Wednesday, November 3, 2010

Suicide.

My best friend in the whole wide world commit ed suicide last weekend. I am not angry at him. I am deeply disappointed, but not angry. I was delighted Monday morning when I saw the caller ID say his name. Imagine my shock when his wife told me the news. There is a lot of shame surrounding suicide. Most people can't even say the word. I have been told that suicide is the ultimate selfish act. Is murder considered a selfish act? Usually it is a crime of passion. Should suicide be considered a crime of passion as well? I can see the correlations...  To compartmentalize such a complex issue is to devalue the life lost. This man worked his ass off running a restaurant. He fed the occasional homeless person if they asked, he gave a home to hurt or lost animals, he was a loving husband, and he was my best friend. Selfish is never a word I used to describe him. His life was a never-ending series of hurdles and challenges that knocked him down, he always got up to do it again, but never fully recovered from his last stumble. Saturday was the last hurdle that he just couldn't clear. He stumbled and he stumbled hard. I hope that he has found his peace.
Have you been affected by suicide?

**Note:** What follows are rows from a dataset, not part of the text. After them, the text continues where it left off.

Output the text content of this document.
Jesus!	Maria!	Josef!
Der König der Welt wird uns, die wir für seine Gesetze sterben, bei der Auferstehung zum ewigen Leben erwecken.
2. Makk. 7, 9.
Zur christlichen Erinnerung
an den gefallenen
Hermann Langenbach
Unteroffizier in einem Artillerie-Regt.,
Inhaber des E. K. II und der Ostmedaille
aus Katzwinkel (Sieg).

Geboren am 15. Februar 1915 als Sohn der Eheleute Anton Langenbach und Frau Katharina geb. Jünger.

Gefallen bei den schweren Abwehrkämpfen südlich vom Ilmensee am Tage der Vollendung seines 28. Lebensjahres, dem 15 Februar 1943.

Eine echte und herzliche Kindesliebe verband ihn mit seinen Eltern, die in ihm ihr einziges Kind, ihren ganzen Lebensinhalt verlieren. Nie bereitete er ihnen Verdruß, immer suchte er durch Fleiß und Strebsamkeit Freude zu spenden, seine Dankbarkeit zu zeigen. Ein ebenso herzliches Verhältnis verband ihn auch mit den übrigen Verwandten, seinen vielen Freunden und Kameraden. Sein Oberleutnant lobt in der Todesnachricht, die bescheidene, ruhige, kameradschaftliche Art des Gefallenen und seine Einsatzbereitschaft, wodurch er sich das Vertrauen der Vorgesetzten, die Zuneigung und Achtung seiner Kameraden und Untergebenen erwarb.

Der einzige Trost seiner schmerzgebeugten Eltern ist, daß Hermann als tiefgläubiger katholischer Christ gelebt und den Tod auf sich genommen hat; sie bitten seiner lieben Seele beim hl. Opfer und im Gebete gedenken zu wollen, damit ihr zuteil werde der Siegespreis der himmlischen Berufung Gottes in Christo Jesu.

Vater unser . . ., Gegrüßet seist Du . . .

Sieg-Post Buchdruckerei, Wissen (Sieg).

How did you manage the litany of emotion that you felt?

1 comment:

  1. wow, fixme, suicide is a tough one... i have been affected by suicide and it has changed me permanently. i won't ever fully recover. i think the worst part for me is just knowing that someone i love could be in so much pain and feel that was his only option. where was i? what did i miss? what should i watch for in the future? long story short-he's dead and i miss him terribly.